Unsurprisingly, the Republican position is hardening. They appear to have considerable support from many states who want to reopen their economies in order to stop the hardship – rather than continue to be ‘hunkered down on relief payments’.

In the meantime, the US stock markets are tumbling because they are losing faith that they will receive the next stimulus package – we call this ‘Taper Tantrums’ and we saw it back in 2012.

US politicians have a remarkable appetite for brinkmanship. Cast your mind back to the times under the Obama administration when public sector workers went unpaid for days if not weeks – because of disagreement about budget deficits at a political level.

When American markets fall – so does the rest of the world.

I personally admire America for their positive and determined attitude – and I am convinced that they will be one of the first nations out of recession. However, it is highly likely that they will continue to play a political game of chicken over the coming months.

Add into the mix a Presidential election at the end of this year and the increase in hostility between the US and China – and it is fair to expect a lot of market volatility.

So what does this all mean for our client portfolios?  Should we just give up and go home?

Goodness no!

Our client model portfolios are now all actually in positive territory over one year between 0% (for our highest risk) and 2.79% (for our ethical lowest risk) at the 14th of May according to Financial Express. This is vs. a FTSE 100 Tracker that was down by -14.20% over the same period.  Quite a staggering achievement given all that has happened in one year between Brexit, General Elections, Trade Wars and a Global Pandemic. In the chart you can see a lot of coloured lines all bunched together – returning to (or above) the 0% line. The yellow coloured line underneath them all is the FTSE 100 Tracker. (Apologies for the small image – let me know if you would like a larger copy sent).

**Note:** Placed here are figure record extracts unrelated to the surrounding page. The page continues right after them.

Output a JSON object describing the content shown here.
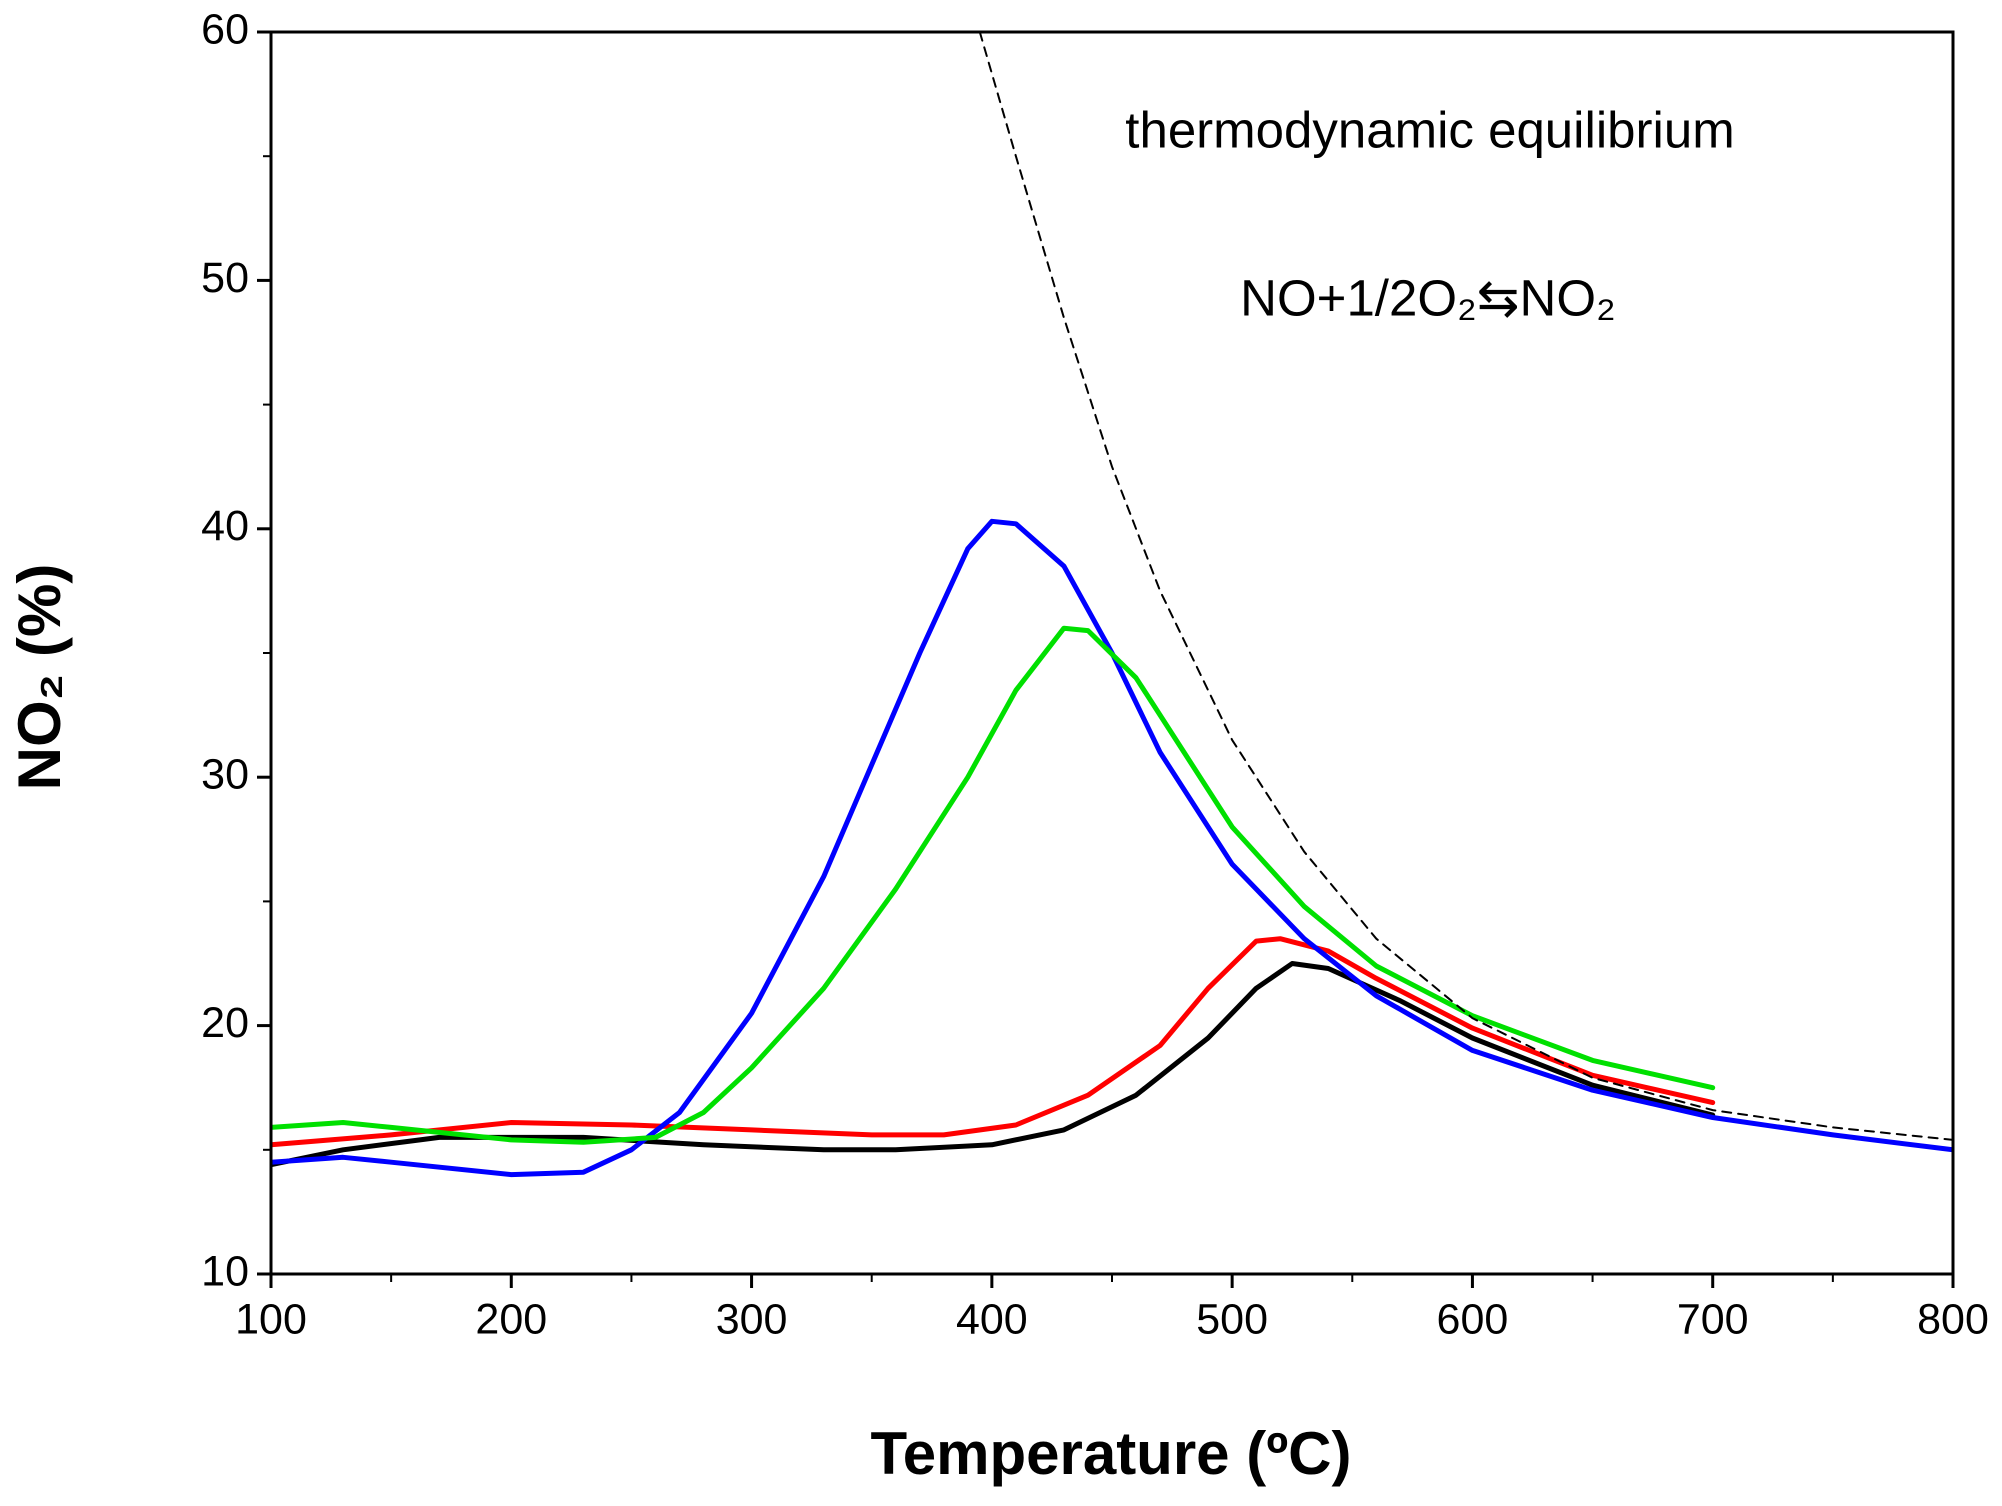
{
  "chart_data": {
    "type": "line",
    "xlabel": "Temperature (ºC)",
    "ylabel": "NO₂ (%)",
    "annotations": [
      "thermodynamic equilibrium",
      "NO+1/2O₂⇆NO₂"
    ],
    "xlim": [
      100,
      800
    ],
    "ylim": [
      10,
      60
    ],
    "xticks": [
      100,
      200,
      300,
      400,
      500,
      600,
      700,
      800
    ],
    "yticks": [
      10,
      20,
      30,
      40,
      50,
      60
    ],
    "xminorticks": [
      150,
      250,
      350,
      450,
      550,
      650,
      750
    ],
    "yminorticks": [
      15,
      25,
      35,
      45,
      55
    ],
    "series": [
      {
        "color": "#000000",
        "dashed": false,
        "x": [
          100,
          130,
          170,
          230,
          280,
          330,
          360,
          400,
          430,
          460,
          490,
          510,
          525,
          540,
          570,
          600,
          650,
          700
        ],
        "values": [
          14.4,
          15.0,
          15.5,
          15.5,
          15.2,
          15.0,
          15.0,
          15.2,
          15.8,
          17.2,
          19.5,
          21.5,
          22.5,
          22.3,
          21.0,
          19.5,
          17.6,
          16.4
        ]
      },
      {
        "color": "#ff0000",
        "dashed": false,
        "x": [
          100,
          150,
          200,
          250,
          300,
          350,
          380,
          410,
          440,
          470,
          490,
          510,
          520,
          540,
          560,
          600,
          650,
          700
        ],
        "values": [
          15.2,
          15.6,
          16.1,
          16.0,
          15.8,
          15.6,
          15.6,
          16.0,
          17.2,
          19.2,
          21.5,
          23.4,
          23.5,
          23.0,
          21.9,
          19.9,
          18.0,
          16.9
        ]
      },
      {
        "color": "#0000ff",
        "dashed": false,
        "x": [
          100,
          130,
          150,
          200,
          230,
          250,
          270,
          300,
          330,
          350,
          370,
          390,
          400,
          410,
          430,
          450,
          470,
          500,
          530,
          560,
          600,
          650,
          700,
          750,
          800
        ],
        "values": [
          14.5,
          14.7,
          14.5,
          14.0,
          14.1,
          15.0,
          16.5,
          20.5,
          26.0,
          30.5,
          35.0,
          39.2,
          40.3,
          40.2,
          38.5,
          35.0,
          31.0,
          26.5,
          23.5,
          21.2,
          19.0,
          17.4,
          16.3,
          15.6,
          15.0
        ]
      },
      {
        "color": "#00e000",
        "dashed": false,
        "x": [
          100,
          130,
          150,
          200,
          230,
          260,
          280,
          300,
          330,
          360,
          390,
          410,
          430,
          440,
          460,
          480,
          500,
          530,
          560,
          600,
          650,
          700
        ],
        "values": [
          15.9,
          16.1,
          15.9,
          15.4,
          15.3,
          15.5,
          16.5,
          18.3,
          21.5,
          25.5,
          30.0,
          33.5,
          36.0,
          35.9,
          34.0,
          31.0,
          28.0,
          24.8,
          22.4,
          20.4,
          18.6,
          17.5
        ]
      },
      {
        "color": "#000000",
        "dashed": true,
        "x": [
          395,
          410,
          430,
          450,
          470,
          500,
          530,
          560,
          600,
          650,
          700,
          750,
          800
        ],
        "values": [
          60,
          55,
          48.5,
          42.5,
          37.5,
          31.5,
          27.0,
          23.5,
          20.3,
          17.9,
          16.6,
          15.9,
          15.4
        ]
      }
    ]
  }
}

Obviously the past is not always a guide to the future and our individual client portfolios will vary slightly in performance to the models.

However, our model portfolio performances tell us that this crisis has caused a huge divergence in stock values and careful management can produce quite different results to the news headlines. If you look under the surface of markets, you will see many stocks falling heavily whilst technology stocks such as Amazon and Netflix rocket upwards.  There has never been a more compelling time for active fund management, diligence and monitoring – which is good because we rather enjoy that stuff!

I genuinely believe that we are in for a very bumpy ride over the next few weeks whilst markets try to adjust to political fallout and recession headlines.

However, let’s consider some positive news which will have an impact on markets in a little while.

Oil prices are stabilising, many versions of a CV19 vaccine are coming along at pace, Antibody testing kits are finally getting the green light and have been termed a ‘game changer’ by our government on Thursday this week.

McDonalds opened up just 15 of its takeaways in the South East of England yesterday, only to find its online delivery system completely crashed due to an insane amount of orders from the public!

Then we hear that they are even back to filming ‘East Enders’ in a few weeks’ time!

Trust me, it’s going to get worse before it gets better – but we have all the experience, diligence and determination to come through this in good order and to see our client portfolios make a handsome profit in time.